Beim FC Schalke 04 könnten die letzten Tage der Transferperiode noch einmal spannend werden. Im Mittelpunkt steht Moussa Sylla. Der 26 Jahre alte Angreifer gilt als einer der wichtigsten Verkaufskandidaten der Königsblauen – und ließ seine Zukunft nach dem 5:2-Erfolg im DFB-Pokal beim Halleschen FC bewusst offen.
Sportlich lieferte Sylla trotz eines schwierigen Starts Argumente für sich. Nachdem er zunächst zwei gute Möglichkeiten ausgelassen hatte, war er später entscheidend am Weiterkommen beteiligt. Am Ende standen ein Treffer und zwei Vorlagen für den malischen Nationalspieler zu Buche. Zum Spiel erklärte Sylla gegenüber der „WAZ“: „So ist der Pokal“. Anschließend ergänzte er: „Jedes Spiel ist schwierig und du musst immer alles geben. Wir sind glücklich über den Sieg.“
Deutlich zurückhaltender reagierte der Stürmer dagegen auf die Frage nach seiner Zukunft auf Schalke. Ein eindeutiges Bekenntnis zu einem Verbleib über den Deadline Day hinaus gab Sylla nicht ab. Stattdessen verwies er auf die Verantwortlichen des Vereins: „Der Rest ist nicht meine Sache. Da musst du mit dem Verein sprechen.“
Für Schalke ist die Personalie vor allem aus wirtschaftlicher Sicht relevant. Der Bundesliga-Aufsteiger benötigt noch Transfereinnahmen, um seine finanziellen Ziele zu erreichen. Sportvorstand Frank Baumann hatte bereits vor einigen Wochen erklärt: „Die Sommer-Transferphase läuft noch bis zum 1. September, deswegen ist es auch sehr wahrscheinlich, dass wir noch einen größeren Abgang brauchen, um unsere wirtschaftlichen Ziele zu erreichen“.
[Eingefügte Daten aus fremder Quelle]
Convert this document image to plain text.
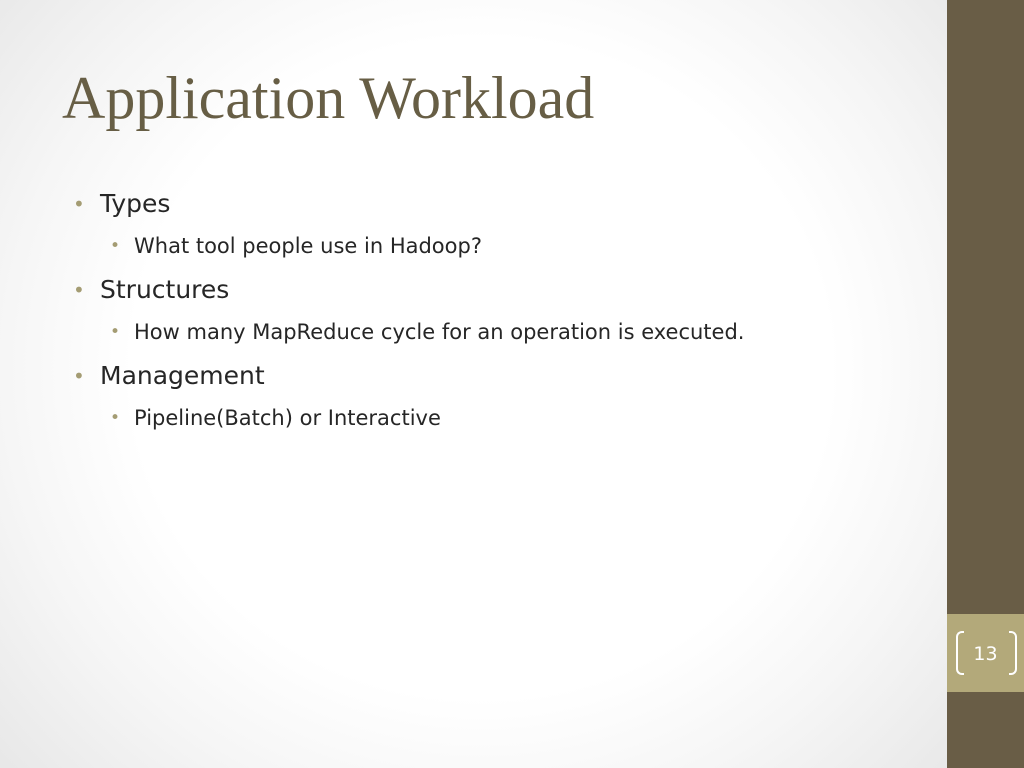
Application Workload
• Types
• What tool people use in Hadoop?
• Structures
• How many MapReduce cycle for an operation is executed.
• Management
• Pipeline(Batch) or Interactive
13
Ein millionenschwerer Verkauf Syllas könnte dabei entscheidend helfen. Bereits im Winter stand ein Wechsel zum New York City FC im Raum. Die Königsblauen hätten damals knapp sechs Millionen Euro einnehmen können, der Transfer platzte jedoch.
Sollte Sylla diesmal tatsächlich gehen, entsteht allerdings eine neue Baustelle. Trotz der benötigten Einnahmen müsste Schalke voraussichtlich noch einen kostengünstigen Ersatz für die Offensive verpflichten. Viel Zeit bleibt dafür nicht: In Deutschland endet die Transferperiode am 1. September.